At the start of the last full practice before Flyermageddon, with Mario Lemieux settling into an aisle seat 10 rows from the ice, one of those 50 or so pucks began rolling on its edge toward center ice, steered itself this way then that, and still had enough gas to negotiate a full u-turn.

Picking the winner of the Eastern Conference quarterfinal that begins tonight is roughly the equivalent of saying which of its flat surfaces will be face up when that rolling puck toppled.

The Penguins as fully constituted are marginally superior to the Flyers -- better at the top of a gifted roster, deeper at the bottom, supported by a foundational goaltender with the uniquely resilient temperament of a decorated playoff knight.

But there is so much more to the potentially decisive politics of this series than those kinds of tangible measurements.

Where is the empirical evidence, for example, that the Penguins can beat Philadelphia in this building in a game of any significance? Why do the current atmospherics suggest the Flyers, the best road team in the NHL this season, will head home Friday night with at least a split?

What's more, isn't it highly significant, as this postseason begins, that the Penguins have succeeded in making so many people angry in so many muscular Eastern Conference strongholds over the past week and a half?

"I know there are people who have talked about our top players in the paper, trying to get them off their game," Penguins defenseman Zbynek Michalek was saying Tuesday. "We can only worry about what goes on on the ice. We have good players in this room. Good people. People who care about each other.

"If we concentrate on what we can control, we'll be fine."

In the opposite dressing room, the Flyers would say much the same thing, that their interest in the Penguins is limited strictly to the challenges of any on-ice impediment, but their head coach was just fined $10,000 for scaling the dasher boards in a Flying rage. The coach of the New York Rangers got hit for $20,000 for a subsequent Penguins seethe, and notorious hockey squawker Mike Milbury issued a presumably coerced apology to Penguins CEO David Morehouse for comments unbecoming to Lemieux's team.

Layer that with tangible Penguins-inflicted damage to Philadelphia's Danny Briere, Boston's Johnny Boychuk and New York's Derek Stepan, add a little (Don) Cherry on top, and you've got a hot little mountain of resentment at work as the playoffs start.

You might think that Morehouse, called 'House in his youth, had played just enough of that elbows-out no-autopsy-no-foul Beechview playground basketball to comment on the competitive nature of wading into rage, to gauge what to expect over the next week or two.

He surely did. And he surely won't. Not sitting a few rows behind Le Magnifique yesterday. Not today.
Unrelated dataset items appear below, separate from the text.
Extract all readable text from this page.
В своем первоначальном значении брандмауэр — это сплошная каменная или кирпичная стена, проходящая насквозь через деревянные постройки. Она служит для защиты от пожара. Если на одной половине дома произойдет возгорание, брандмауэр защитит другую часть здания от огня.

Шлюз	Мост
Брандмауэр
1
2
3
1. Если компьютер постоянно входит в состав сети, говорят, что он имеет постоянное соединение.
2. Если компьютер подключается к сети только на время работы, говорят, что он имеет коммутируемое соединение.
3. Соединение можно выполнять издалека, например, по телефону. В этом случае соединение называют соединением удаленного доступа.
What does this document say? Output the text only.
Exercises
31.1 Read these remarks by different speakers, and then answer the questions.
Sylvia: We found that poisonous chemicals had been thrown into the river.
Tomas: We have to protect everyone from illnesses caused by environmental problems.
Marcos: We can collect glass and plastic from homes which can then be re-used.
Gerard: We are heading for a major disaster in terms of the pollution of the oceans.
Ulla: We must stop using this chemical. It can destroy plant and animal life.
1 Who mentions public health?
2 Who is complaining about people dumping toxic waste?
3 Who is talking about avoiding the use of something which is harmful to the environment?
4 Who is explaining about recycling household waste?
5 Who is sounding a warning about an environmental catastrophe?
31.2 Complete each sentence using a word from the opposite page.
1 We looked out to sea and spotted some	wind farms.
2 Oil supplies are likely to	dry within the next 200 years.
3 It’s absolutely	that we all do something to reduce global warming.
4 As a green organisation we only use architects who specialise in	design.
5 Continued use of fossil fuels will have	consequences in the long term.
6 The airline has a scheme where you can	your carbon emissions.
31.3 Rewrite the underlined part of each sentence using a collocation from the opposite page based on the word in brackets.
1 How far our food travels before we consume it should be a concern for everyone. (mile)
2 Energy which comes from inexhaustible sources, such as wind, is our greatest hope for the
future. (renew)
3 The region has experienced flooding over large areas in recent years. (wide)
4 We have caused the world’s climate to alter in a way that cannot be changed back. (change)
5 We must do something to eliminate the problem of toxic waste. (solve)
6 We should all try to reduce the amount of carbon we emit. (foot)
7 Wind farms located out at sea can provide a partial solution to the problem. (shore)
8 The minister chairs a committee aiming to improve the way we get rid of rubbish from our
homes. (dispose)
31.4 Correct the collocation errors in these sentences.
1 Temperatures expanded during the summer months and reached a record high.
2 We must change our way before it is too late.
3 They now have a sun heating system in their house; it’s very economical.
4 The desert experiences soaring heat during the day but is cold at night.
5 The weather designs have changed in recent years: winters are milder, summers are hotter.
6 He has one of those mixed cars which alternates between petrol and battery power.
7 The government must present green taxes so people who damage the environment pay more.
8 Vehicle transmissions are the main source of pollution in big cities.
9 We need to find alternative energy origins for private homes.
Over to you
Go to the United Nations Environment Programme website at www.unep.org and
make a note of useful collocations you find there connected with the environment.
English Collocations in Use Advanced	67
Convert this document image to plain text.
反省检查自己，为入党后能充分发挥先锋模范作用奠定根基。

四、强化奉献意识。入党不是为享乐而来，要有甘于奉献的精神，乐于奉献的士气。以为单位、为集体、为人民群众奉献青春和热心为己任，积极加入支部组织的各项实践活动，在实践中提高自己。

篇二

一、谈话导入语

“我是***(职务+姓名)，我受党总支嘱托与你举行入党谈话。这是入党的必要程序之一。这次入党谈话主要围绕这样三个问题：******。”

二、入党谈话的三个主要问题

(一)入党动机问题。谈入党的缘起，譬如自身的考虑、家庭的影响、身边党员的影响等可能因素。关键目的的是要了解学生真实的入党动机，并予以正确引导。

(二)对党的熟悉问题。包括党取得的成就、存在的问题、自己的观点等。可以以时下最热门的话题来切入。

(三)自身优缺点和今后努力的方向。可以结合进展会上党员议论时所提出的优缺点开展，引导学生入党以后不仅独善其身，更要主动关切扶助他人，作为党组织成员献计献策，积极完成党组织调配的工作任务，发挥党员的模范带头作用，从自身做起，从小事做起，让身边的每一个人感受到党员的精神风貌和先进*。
Not tomorrow.

The Penguins officially like to stay above this stuff as an organ-I-zation, but a lot of people have noticed that when someone in the league criticizes Pittsburgh, the price is high, but that when Lemieux tore into the league after the Penguins-Islanders fiasco last year, there was no blowback.

"The funny thing about the playoffs," coach Dan Bylsma was saying on a separate topic, "is that the stories are written after the result."

Bylsma was talking about the nature of history, and its maddening proclivity to be written by winners. It was in answer to a question about then-Penguin Max Talbot's playoff fight in Philadelphia three years ago. Even as he watched it, Bylsma said, he didn't know the significance of it. Didn't know it would turn around a game and a series and the course of franchise history.

"There are moments like that in every series," Bylsma said, "and again this time they'll be written by the team that gets to four wins first."

Only when it's over will we understand the ramifications of everything that hangs over this series today. It could turn on something so uncomplicated as Jaromir Jagr's visceral competitive reaction to getting booed every time he touches the puck here. It could turn on something so elemental as the Penguins' need for improved play in front of their own net.

"That will be huge," said Michalek. "We've played against each other a lot, so we know they're a good offensive team, but they go to the net hard, really crash the net.

"We've got to clear rebounds, come out high when we need to, that whole thing is going to be huge."

You couldn't ask for a more compelling, more emotional, more multi-layered matchup to begin this or any postseason. It should be the best series Pittsburgh sees all spring, and you know what is plainly implicit in that: It might be the only one.